Os metais pesados estão intimamente ligados à manutenção da homeostase celular e podem causar toxicidade se a exposição ocorrer de maneira exacerbada. Alumínio, arsênio, mercúrio, cobre e zinco têm capacidade de causar lesões no sistema nervoso central e têm sido relatados como gatilhos no aparecimento de doenças neurodegenerativas como Parkinson e Alzheimer. A exposição exacerbada a esses metais também está relacionada com depressão, problemas cognitivos, autismo, compulsão e transtorno de déficit de atenção com hiperatividade – TDAH. A ação de poluentes e de substâncias tóxicas ao meio ambiente e à saúde do homem torna-se cada vez mais um preocupante fator a ser estudado, especialmente no que se refere às doenças neurodegenerativas. Frente a esta realidade, a presente revisão foi desenvolvida com o objetivo de apresentar alguns dos principais fatores ambientais e nutricionais envolvidos na toxicidade e no aparecimento de danos ao sistema nervoso central.

Palavras-chave: metais pesados, sistema nervoso central, alumínio, arsênio, mercúrio, cobre e zinco.

Introdução

Os metais pesados podem ser definidos de diferentes maneiras: densidade, número ou peso atômico e propriedades químicas ou de toxicidade. As fontes potenciais de exposição a esses metais incluem fontes naturais como águas subterrâneas e minérios metálicos, processos industriais, produtos comerciais, remédios populares e alimentos contaminados. Entre os metais pesados que possuem sérias implicações para a saúde estão arsênio, alumínio, mercúrio, zinco e cobre.

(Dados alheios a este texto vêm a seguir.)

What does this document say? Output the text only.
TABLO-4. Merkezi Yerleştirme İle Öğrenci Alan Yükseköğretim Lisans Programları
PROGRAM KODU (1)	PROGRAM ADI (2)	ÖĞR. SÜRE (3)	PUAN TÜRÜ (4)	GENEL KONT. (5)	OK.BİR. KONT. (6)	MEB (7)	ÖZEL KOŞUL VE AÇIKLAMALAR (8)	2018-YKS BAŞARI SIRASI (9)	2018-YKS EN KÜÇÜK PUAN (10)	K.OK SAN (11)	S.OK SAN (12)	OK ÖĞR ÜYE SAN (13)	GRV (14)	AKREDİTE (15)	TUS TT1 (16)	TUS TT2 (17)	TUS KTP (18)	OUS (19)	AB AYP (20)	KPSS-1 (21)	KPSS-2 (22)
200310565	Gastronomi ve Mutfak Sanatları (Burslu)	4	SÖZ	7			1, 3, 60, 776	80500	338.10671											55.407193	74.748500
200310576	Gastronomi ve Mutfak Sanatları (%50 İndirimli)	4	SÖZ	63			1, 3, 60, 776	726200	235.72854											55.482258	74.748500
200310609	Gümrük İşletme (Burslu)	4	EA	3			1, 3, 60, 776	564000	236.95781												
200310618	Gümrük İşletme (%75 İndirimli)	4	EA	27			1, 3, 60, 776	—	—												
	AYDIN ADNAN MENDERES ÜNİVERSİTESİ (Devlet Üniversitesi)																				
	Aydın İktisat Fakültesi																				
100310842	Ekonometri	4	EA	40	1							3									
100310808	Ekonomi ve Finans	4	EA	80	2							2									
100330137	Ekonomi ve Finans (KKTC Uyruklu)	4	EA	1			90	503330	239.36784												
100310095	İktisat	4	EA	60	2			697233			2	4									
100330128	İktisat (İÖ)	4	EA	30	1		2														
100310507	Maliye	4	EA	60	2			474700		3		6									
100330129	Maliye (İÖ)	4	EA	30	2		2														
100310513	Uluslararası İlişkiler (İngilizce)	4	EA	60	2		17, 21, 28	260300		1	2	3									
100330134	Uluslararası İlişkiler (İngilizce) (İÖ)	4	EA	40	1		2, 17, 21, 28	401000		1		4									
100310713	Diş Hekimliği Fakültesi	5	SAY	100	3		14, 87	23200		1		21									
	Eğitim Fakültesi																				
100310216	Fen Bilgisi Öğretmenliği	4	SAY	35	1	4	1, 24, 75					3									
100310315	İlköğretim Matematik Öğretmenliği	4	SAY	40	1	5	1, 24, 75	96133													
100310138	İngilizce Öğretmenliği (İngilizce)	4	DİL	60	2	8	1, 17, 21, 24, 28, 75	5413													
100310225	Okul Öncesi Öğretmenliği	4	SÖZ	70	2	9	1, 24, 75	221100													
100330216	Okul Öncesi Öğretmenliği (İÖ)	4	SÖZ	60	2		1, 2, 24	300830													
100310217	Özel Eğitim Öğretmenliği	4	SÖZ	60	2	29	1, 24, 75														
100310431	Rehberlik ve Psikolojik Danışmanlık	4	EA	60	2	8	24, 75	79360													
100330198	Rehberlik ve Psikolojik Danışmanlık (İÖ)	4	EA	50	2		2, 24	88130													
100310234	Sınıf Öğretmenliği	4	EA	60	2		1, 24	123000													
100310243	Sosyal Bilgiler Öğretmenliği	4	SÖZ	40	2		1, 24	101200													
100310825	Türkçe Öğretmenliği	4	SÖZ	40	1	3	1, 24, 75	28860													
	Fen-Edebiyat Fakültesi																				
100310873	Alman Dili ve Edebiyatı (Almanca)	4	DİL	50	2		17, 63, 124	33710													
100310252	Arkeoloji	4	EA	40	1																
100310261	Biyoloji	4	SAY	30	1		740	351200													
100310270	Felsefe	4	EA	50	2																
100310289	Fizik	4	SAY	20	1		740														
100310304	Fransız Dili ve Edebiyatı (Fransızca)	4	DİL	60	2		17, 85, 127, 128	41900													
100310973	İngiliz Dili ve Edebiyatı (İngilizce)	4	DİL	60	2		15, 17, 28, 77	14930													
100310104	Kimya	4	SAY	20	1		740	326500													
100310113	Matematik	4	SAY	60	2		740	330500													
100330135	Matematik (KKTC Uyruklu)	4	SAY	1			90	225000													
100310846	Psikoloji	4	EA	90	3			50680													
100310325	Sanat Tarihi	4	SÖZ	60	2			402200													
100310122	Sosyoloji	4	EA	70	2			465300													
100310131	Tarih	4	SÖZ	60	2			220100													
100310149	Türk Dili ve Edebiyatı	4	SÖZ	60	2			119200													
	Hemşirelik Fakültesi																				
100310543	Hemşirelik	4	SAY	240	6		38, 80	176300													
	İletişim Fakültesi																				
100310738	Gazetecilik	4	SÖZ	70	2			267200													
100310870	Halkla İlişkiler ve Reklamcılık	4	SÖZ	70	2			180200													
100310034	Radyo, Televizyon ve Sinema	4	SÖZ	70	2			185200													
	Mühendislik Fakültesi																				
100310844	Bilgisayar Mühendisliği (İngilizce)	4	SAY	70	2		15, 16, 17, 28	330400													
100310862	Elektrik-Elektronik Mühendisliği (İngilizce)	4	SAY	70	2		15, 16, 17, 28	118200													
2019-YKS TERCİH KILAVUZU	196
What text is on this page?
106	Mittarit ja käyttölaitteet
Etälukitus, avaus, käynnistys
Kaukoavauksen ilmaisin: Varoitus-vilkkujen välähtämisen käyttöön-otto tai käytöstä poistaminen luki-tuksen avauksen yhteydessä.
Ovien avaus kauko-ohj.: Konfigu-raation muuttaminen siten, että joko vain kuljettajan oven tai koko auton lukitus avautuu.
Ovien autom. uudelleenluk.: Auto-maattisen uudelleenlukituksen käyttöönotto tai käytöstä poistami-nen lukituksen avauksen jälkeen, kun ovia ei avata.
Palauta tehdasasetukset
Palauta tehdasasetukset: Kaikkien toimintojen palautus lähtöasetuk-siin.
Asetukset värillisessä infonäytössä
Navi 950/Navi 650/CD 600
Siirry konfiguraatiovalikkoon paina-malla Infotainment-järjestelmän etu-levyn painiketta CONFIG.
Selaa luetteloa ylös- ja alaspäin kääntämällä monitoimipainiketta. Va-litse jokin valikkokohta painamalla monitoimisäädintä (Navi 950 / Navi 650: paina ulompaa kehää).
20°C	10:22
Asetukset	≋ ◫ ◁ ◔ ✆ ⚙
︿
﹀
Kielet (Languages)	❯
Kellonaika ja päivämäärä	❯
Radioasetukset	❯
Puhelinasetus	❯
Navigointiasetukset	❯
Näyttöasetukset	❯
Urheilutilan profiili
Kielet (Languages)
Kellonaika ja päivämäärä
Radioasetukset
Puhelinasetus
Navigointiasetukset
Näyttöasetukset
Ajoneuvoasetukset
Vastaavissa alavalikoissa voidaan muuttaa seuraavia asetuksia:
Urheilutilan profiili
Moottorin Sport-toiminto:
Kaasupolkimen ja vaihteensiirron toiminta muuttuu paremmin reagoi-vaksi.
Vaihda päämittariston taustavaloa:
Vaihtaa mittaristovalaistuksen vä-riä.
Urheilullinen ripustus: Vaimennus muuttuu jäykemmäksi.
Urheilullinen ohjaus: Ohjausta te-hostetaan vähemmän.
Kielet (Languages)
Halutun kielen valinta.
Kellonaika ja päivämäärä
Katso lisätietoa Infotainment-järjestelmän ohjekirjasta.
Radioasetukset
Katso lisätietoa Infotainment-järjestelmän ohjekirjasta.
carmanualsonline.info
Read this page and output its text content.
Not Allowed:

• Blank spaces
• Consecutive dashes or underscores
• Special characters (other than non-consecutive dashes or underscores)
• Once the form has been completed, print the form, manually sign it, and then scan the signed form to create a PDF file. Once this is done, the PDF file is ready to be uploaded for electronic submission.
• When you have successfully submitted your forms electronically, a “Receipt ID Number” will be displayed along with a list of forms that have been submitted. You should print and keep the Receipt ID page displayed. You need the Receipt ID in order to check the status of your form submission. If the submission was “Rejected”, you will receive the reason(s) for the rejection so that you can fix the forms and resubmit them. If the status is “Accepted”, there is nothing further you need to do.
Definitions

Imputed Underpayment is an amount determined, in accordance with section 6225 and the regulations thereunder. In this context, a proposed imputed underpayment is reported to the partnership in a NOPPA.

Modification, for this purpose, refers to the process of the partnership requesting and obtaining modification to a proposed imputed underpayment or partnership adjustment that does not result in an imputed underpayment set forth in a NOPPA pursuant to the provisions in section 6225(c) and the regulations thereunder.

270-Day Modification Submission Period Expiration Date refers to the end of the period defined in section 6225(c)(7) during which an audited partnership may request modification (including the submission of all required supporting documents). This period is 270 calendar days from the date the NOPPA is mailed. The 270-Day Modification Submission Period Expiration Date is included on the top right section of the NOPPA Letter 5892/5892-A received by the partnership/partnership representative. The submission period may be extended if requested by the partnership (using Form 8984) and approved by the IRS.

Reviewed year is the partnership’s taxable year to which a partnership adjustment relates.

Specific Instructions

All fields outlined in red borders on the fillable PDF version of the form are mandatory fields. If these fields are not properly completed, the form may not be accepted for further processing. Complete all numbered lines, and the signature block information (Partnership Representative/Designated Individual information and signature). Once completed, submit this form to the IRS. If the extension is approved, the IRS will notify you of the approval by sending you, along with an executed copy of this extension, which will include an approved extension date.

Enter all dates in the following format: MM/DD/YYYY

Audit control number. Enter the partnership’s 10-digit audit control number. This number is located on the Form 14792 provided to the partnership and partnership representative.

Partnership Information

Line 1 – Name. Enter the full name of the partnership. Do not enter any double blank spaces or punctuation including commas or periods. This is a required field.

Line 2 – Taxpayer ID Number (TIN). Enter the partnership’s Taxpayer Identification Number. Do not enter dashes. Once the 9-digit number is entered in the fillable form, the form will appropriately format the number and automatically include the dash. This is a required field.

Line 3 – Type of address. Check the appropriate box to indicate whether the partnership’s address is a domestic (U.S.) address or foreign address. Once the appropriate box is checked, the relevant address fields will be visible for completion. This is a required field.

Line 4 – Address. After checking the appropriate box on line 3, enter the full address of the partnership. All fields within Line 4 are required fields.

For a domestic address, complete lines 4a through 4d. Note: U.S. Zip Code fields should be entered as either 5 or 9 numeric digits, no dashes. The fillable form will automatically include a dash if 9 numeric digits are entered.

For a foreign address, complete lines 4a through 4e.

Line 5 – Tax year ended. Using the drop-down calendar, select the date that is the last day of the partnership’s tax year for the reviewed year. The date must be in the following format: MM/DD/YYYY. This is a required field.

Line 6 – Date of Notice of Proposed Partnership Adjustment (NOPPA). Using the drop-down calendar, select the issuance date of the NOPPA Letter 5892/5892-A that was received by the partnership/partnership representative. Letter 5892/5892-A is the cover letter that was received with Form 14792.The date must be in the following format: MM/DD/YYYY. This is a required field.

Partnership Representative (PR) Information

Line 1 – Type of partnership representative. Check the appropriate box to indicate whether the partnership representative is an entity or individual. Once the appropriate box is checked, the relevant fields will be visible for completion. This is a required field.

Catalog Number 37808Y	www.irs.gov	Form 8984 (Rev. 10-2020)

Quando os metais pesados entram em contato com o organismo humano, através de alimentos, água potável ou ar, formam complexos celulares que inativam sistemas enzimáticos ou modificam estruturas de proteínas, conduzindo a disfunção e morte celular. Os sistemas mais afetados são sistema nervoso central, trato gastrointestinal (GI), sistema cardiovascular, hematopoiético, renal e sistema nervoso periférico. A natureza e gravidade da toxicidade variam de acordo com o metal pesado envolvido, os seus níveis de exposição química e estados de valência (inorgânicos contra orgânico), o modo de exposição (aguda contra crônica), a idade do indivíduo e o tempo de exposição.

A toxicidade induzida por metais pesados tem sido extensivamente estudada, assim como o aumento da produção de radicais livres quando há exposição a esses metais. Os metais pesados têm um potencial para a produção de partículas químicas altamente reativas, tais como radicais livres, que têm a capacidade de causar peroxidação lipídica, danos ao DNA e degradação proteica, fato que destaca o estresse oxidativo como um dos principais mecanismos subjacentes à toxicidade do metal pesado.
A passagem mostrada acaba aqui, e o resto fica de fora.